Koordinator pelaksana aksi memperkirakan jumlah peserta yang akan turun mencapai sekitar 300 orang, yang terdiri dari beragam latar belakang: elemen masyarakat luas, aktivis sosial, pengurus LSM, hingga perwakilan awak media.
Dalam seruan resmi yang disampaikan, massa menyampaikan tiga tuntutan utama kepada pemerintah daerah:
1. Mencopot Kepala Dinas Perhubungan Kota Lubuklinggau dari jabatannya.
2. Memberantas praktik pungutan liar (pungli) yang menimpa pedagang kecil.
3. Menghapuskan praktik nepotisme di seluruh lingkungan Pemerintah Kota Lubuklinggau.
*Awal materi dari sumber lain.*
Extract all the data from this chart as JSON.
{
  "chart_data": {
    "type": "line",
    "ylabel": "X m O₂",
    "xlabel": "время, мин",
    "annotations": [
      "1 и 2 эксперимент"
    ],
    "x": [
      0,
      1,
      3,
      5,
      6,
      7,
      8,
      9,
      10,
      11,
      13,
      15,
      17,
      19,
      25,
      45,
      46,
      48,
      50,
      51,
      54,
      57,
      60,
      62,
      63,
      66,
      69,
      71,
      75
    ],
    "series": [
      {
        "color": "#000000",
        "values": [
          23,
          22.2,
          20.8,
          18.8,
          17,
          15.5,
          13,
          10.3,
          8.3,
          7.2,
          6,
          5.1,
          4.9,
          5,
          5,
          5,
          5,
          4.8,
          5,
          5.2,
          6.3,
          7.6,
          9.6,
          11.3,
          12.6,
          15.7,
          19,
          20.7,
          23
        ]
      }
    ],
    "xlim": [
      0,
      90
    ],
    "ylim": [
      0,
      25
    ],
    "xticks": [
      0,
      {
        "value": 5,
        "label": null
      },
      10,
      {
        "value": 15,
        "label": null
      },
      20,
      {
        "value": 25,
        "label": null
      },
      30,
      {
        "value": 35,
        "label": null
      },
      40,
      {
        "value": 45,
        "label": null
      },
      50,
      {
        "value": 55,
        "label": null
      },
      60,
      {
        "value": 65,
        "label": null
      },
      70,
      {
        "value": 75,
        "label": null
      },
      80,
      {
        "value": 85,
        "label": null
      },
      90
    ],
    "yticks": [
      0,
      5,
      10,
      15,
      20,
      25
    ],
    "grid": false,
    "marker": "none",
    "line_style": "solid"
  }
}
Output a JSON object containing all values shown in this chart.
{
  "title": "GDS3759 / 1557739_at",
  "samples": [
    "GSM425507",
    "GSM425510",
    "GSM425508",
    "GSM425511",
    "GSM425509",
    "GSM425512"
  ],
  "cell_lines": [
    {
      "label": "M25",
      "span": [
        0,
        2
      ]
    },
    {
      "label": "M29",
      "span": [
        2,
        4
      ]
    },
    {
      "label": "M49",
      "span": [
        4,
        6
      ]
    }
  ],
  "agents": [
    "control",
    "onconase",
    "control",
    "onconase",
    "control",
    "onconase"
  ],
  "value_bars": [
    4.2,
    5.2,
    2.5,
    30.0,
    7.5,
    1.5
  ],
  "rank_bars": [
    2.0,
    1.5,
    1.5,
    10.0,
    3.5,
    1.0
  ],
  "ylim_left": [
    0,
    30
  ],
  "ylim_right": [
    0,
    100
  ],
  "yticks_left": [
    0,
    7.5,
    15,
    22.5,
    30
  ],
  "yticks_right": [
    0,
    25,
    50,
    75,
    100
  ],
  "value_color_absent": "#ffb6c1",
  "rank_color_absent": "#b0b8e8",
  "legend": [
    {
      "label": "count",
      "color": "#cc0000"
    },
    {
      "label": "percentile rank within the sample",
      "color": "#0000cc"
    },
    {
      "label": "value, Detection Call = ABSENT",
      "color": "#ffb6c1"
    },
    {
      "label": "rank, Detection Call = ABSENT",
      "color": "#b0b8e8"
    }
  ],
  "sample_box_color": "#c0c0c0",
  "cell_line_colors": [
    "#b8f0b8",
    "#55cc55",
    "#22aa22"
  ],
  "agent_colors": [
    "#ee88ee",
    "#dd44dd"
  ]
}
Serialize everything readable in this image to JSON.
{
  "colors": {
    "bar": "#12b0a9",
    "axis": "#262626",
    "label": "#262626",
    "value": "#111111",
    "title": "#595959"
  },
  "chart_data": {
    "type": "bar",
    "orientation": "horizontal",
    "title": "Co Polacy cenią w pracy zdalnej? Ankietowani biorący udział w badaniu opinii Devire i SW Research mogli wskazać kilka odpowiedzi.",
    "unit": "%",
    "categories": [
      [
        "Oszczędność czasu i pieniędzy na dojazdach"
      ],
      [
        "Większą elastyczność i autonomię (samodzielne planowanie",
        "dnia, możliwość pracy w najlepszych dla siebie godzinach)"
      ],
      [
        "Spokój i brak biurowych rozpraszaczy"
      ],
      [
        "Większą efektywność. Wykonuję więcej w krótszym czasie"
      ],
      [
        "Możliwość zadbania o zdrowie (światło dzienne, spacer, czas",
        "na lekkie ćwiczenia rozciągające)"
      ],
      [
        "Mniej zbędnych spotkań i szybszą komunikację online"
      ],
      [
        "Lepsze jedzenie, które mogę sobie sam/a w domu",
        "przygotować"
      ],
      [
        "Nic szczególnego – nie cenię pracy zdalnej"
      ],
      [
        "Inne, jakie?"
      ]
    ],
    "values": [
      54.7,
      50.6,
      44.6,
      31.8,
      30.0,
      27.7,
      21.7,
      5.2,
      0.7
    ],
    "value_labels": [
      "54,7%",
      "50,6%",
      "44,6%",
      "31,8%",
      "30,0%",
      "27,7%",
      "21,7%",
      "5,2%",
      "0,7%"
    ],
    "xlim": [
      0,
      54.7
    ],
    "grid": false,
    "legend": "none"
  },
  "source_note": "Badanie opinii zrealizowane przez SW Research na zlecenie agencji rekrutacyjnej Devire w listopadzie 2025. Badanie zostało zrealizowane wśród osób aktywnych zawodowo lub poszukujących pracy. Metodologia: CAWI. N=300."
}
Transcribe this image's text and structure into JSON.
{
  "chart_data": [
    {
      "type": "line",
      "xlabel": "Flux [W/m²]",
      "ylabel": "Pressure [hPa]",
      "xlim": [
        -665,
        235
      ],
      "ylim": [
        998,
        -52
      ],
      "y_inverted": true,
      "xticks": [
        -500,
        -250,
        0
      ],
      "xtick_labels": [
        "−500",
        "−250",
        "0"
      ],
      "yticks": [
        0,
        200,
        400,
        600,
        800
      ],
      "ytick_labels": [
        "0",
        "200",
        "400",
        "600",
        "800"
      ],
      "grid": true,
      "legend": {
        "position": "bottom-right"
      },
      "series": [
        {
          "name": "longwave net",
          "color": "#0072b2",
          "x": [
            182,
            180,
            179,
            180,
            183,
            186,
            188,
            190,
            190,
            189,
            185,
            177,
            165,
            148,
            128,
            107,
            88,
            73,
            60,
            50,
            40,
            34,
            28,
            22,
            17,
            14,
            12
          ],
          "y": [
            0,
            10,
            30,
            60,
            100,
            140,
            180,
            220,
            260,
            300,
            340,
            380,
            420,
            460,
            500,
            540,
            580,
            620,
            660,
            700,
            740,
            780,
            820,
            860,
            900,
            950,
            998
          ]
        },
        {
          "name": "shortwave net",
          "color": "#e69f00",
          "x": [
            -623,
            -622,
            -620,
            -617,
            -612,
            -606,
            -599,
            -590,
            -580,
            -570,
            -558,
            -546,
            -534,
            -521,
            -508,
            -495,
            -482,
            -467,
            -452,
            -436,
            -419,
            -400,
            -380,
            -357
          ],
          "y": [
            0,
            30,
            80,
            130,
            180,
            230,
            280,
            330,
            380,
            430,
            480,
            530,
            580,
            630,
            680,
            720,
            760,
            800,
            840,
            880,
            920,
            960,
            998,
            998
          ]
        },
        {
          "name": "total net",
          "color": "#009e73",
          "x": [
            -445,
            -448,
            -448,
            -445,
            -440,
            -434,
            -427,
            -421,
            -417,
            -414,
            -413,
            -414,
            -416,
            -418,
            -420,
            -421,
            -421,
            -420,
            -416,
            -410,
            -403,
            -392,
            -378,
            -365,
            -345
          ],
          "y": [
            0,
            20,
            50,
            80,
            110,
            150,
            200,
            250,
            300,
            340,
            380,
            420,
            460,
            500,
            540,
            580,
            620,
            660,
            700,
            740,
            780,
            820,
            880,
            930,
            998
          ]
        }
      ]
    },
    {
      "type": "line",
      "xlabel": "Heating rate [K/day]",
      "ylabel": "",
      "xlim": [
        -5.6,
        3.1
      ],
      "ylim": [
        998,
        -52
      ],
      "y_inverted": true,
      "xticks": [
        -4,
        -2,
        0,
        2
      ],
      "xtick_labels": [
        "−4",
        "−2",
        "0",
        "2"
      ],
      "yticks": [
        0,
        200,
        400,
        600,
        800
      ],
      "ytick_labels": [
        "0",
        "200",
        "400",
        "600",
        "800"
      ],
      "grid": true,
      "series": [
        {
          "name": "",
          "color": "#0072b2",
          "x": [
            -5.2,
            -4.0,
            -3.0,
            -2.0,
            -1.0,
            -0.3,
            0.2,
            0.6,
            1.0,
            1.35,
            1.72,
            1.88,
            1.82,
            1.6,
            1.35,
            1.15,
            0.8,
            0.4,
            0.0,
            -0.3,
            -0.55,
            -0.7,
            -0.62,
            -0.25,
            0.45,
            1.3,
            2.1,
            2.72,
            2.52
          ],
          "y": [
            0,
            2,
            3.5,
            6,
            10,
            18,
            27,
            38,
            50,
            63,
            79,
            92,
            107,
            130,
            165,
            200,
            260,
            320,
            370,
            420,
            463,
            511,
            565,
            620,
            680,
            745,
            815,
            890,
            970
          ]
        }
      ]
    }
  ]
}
“Ini bukan sekadar aksi protes sesaat. Lebih dari itu, ini adalah seruan tegas agar pemerintah kota benar-benar menghadirkan transparansi, keadilan, dan pelayanan publik yang bersih sepenuhnya dari praktik pungli serta nepotisme,” tegas perwakilan gabungan aksi.
Mengusung tagline “Bersama Rakyat, Untuk Perubahan! Lubuklinggau Bersih, Adil & Bermartabat”, para penyelenggara menegaskan sepanjang jalannya kegiatan akan dipatuhi prinsip damai, tertib, dan sepenuhnya sesuai dengan peraturan perundang-undangan yang berlaku. Peserta aksi juga akan membawa spanduk serta poster berisi pesan kritis, antara lain: “Lawan Ketidakadilan!”, “Tolak Pungli!”, “Transparansi Bukan Pilih Kasih!”, hingga “Nepotisme Adalah Penyakit Bangsa!”.
Pihak pelaksana berharap tuntutan yang disampaikan dapat segera ditindaklanjuti secara serius dan objektif oleh pihak berwenang, demi pemulihan kepercayaan masyarakat serta terwujudnya tata kelola pemerintahan Kota Lubuklinggau yang bersih dan berpihak pada kepentingan rakyat banyak.